Carnival means 'raising of meat' and is a Roman Catholic tradition in many countries to mark the start of lent and to give the people an opportunity to get rid of all their sins before the period of abstinence. The Portuguese colonials originally imported a French form of the festival in the early 17th century, but in Brazil, the influence of African and Native culture brought in such additions as feathered costumes and drum music to the parades. Today, Rio de Janeiro is the centre of Brazilian Carnival and hosts the very seriously taken competitive parades at Sambodromo (Sambadrome), the 100,000 capacity stadium, a street lined with grandstands. Though this is the grandest, most famous part of Rio's Carnival and its greatest tradition, most Cariocas will tell you that the real fun is to be had at the dozens of Bloccos (block parties) that take place in almost every neighbourhood in the city. Having now experienced this, I can agree. On Carnival Saturday, everyone from the hostel went to Sambodromo for the big parade. Though the show was grand and flash, the floats ornate and the dancers skilled and colourful, after an hour it quickly became tiresome. The ceaseless beat of the samba became tiresome and the spectators were silent in observation as they watched for details and hoped the opposing samba schools would make mistakes or lack flair. The atmosphere was too rarely as electric as I had imagined and hoped and so after and hour and a half we decided to leave and head to a Blocco in Ipanema.

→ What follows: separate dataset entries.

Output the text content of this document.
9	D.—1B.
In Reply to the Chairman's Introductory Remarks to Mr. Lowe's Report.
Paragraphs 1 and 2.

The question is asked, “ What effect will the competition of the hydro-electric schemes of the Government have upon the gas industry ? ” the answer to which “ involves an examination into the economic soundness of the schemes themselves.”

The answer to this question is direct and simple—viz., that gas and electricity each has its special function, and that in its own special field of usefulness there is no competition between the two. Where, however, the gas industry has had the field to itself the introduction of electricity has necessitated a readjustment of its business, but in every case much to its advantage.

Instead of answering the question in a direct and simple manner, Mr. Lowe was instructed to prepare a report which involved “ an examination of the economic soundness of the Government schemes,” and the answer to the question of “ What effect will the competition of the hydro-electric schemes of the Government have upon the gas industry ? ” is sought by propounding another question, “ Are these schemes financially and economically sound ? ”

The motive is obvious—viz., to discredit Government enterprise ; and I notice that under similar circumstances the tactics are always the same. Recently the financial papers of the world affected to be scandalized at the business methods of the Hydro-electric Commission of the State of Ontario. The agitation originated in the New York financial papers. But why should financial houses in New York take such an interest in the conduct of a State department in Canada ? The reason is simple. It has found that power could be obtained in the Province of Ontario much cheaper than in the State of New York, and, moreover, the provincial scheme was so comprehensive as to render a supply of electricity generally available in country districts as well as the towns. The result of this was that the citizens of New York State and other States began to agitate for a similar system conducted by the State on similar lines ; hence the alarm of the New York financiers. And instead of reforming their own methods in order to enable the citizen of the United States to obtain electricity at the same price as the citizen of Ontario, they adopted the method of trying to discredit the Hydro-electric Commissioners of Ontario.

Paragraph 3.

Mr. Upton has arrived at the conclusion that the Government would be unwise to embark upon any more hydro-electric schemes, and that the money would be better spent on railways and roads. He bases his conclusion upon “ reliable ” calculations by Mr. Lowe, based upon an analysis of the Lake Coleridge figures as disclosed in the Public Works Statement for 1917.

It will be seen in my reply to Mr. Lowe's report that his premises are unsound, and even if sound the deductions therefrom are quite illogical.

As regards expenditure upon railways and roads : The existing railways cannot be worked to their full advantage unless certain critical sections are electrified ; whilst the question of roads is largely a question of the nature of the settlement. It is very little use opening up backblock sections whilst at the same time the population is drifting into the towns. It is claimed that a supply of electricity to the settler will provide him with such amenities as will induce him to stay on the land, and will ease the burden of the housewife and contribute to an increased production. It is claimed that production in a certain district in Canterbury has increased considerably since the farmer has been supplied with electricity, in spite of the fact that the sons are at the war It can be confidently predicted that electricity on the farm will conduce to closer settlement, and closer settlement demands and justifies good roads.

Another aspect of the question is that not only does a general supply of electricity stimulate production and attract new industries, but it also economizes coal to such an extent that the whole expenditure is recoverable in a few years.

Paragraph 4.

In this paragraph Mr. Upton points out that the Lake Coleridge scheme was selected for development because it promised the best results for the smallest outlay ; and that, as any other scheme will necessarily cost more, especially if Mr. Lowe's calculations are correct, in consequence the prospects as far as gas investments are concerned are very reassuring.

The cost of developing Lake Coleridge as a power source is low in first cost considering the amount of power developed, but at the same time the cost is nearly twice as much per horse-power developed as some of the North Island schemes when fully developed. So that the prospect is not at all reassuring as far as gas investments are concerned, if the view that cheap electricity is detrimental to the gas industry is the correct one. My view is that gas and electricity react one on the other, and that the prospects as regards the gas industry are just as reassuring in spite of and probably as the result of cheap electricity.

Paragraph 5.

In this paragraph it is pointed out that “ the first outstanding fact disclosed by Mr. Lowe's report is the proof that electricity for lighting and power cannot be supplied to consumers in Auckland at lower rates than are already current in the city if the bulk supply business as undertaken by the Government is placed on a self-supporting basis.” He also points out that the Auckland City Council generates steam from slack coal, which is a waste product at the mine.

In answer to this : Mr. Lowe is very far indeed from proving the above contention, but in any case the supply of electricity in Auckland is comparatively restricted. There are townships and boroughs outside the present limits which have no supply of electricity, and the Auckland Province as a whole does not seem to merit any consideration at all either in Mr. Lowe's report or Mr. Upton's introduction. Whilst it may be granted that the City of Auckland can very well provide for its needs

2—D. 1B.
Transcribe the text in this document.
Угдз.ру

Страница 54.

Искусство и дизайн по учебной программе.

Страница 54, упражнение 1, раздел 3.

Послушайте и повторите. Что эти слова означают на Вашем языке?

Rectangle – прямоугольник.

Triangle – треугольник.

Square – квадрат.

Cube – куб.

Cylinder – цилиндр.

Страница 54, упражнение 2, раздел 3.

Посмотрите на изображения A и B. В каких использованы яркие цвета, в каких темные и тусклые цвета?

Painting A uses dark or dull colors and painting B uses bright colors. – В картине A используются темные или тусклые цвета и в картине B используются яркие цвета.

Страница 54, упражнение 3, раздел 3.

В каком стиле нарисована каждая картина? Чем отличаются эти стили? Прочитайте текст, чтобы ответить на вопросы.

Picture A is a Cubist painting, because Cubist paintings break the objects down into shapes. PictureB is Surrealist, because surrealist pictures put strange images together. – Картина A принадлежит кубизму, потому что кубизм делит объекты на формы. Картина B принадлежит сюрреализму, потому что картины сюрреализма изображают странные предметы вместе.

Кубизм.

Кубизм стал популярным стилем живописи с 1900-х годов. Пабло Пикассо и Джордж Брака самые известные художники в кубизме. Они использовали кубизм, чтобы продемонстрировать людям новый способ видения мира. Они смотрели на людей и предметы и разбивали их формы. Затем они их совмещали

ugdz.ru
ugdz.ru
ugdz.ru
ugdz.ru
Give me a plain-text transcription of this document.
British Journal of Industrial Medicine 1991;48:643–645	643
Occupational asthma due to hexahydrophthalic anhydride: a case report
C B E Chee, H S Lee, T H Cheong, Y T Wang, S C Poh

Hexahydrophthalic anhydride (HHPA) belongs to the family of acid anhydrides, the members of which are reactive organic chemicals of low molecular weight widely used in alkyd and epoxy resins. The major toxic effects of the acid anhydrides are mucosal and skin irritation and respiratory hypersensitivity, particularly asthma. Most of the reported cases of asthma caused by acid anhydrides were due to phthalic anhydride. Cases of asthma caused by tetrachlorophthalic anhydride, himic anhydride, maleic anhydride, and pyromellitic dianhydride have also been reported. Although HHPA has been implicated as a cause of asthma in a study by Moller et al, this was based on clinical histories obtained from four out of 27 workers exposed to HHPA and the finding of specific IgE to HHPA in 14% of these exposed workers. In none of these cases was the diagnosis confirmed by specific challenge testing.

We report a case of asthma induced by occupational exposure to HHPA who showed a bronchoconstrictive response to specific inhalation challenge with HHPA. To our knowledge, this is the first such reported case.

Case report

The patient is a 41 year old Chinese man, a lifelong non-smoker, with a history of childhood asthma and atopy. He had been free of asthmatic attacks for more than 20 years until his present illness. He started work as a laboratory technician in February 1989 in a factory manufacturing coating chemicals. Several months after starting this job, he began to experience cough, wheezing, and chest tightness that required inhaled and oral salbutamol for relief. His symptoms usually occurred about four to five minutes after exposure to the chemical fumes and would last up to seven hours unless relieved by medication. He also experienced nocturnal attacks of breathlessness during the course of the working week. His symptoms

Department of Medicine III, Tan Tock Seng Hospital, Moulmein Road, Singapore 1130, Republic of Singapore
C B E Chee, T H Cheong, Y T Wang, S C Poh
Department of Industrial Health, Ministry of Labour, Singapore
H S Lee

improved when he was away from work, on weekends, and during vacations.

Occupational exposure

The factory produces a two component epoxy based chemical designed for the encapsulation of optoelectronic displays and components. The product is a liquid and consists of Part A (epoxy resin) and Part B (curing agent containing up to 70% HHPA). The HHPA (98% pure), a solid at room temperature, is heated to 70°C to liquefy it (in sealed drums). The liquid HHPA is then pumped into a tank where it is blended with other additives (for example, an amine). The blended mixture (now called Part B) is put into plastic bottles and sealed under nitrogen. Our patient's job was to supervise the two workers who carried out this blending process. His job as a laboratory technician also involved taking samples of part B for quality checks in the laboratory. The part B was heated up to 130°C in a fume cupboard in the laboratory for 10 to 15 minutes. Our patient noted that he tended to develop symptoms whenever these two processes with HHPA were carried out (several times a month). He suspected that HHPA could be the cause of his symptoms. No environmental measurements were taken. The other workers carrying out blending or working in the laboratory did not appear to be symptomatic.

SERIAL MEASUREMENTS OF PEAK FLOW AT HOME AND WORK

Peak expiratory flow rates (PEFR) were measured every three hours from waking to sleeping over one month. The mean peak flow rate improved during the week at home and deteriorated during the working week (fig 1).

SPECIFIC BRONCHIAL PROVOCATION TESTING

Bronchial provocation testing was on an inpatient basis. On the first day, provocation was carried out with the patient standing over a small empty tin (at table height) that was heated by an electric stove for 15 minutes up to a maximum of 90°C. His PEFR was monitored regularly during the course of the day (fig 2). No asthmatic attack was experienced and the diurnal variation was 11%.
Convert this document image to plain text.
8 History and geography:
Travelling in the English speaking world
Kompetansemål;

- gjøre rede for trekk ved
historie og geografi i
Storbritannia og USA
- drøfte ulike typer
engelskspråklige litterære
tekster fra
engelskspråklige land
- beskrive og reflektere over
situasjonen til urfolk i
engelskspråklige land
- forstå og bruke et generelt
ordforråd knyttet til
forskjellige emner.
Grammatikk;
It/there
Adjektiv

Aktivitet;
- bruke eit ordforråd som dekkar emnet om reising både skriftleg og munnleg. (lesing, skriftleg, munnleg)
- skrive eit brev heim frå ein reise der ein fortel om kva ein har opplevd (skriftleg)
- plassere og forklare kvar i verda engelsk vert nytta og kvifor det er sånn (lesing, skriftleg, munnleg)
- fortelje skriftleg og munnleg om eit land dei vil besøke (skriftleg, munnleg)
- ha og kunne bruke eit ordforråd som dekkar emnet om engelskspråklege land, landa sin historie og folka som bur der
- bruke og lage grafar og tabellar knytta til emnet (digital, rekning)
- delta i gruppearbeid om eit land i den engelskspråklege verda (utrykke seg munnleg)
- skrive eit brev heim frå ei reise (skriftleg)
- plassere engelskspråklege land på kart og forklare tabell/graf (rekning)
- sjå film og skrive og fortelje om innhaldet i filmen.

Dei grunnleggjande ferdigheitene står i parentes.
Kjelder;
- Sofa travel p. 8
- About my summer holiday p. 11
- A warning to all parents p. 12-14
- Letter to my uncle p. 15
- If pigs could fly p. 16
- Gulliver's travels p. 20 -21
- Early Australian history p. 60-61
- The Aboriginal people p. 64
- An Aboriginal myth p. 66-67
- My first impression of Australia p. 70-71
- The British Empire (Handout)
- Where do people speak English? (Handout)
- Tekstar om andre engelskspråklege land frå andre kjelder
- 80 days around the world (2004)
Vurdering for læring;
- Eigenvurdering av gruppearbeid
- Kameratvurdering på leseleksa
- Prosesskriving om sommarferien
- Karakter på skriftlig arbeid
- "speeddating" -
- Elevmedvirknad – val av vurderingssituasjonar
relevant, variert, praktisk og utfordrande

The Bloccos are fantastic. People come from the surrounding areas and crowd the streets, joining onto parades. Spontaneous musical erruptions catch you pleasantly by surprise and everybody walks together, beers in hand, costumes donned, ready for fun. The Bloccos happen at any time of day, from 8am to 11pm and on. The biggest we saw was in Lapa, the party district where several hundred thousand people crammed the streets, eating, drinking, kissing, fighting, pissing and endulging in all the most hedonistic, natural human pleasures immaginable. The buzz around the place was tremendous as we sat on the green hill listening to the music of the free AffroReggae concert behind us. This was the real Carnival, not the dour and serious tourist show we had watched from the stands of Sambodromo. Here, thousands of people were free to enjoy the night - the police were given no respect that night. At one point, they attempted to arrest a man with a drinks cooler, presumably on suspicion of drug possession. The advanced on him, battons in hand, but before they could get within metres of him, the mob surrounded them and began to counter attack. Random locals and friends of the man alike joined in to quickly drive the cops back, throwing anything at hand - bottles, chairs, stones. Then the man made a dash from the safety of the crowd and fled, giving the police the chance to persue him. Soon the Policia Militar had arrived and were forcing back the mob with tear gas and loaded guns. The tention rose and the crowds dispersed, clearing the way for the police to capture their man and his wife, who they dragged by her hair along the floor to their van and then drove off. More missiles followed them on the escape, but they had won. All looked angry and dissapointed for at least 2 minutes and then the fun continued as if nothing had happened.

Now Carnival is over and my friends at the hostel are leaving. I've decided to dedicate my remaining time here to reading, writing and walking around town by myself. I'm looking forward to having some time alone and travelling down to Argentina. The two books I'm reading right now, Jack Kerouac's 'The Dharma Bums' and Paul Theroux's 'The Old Patagonian Express' should prepare me well for the next chapter of my adventure and not too long from now I'll be back in England, eating curries and roasts with pints of bitter.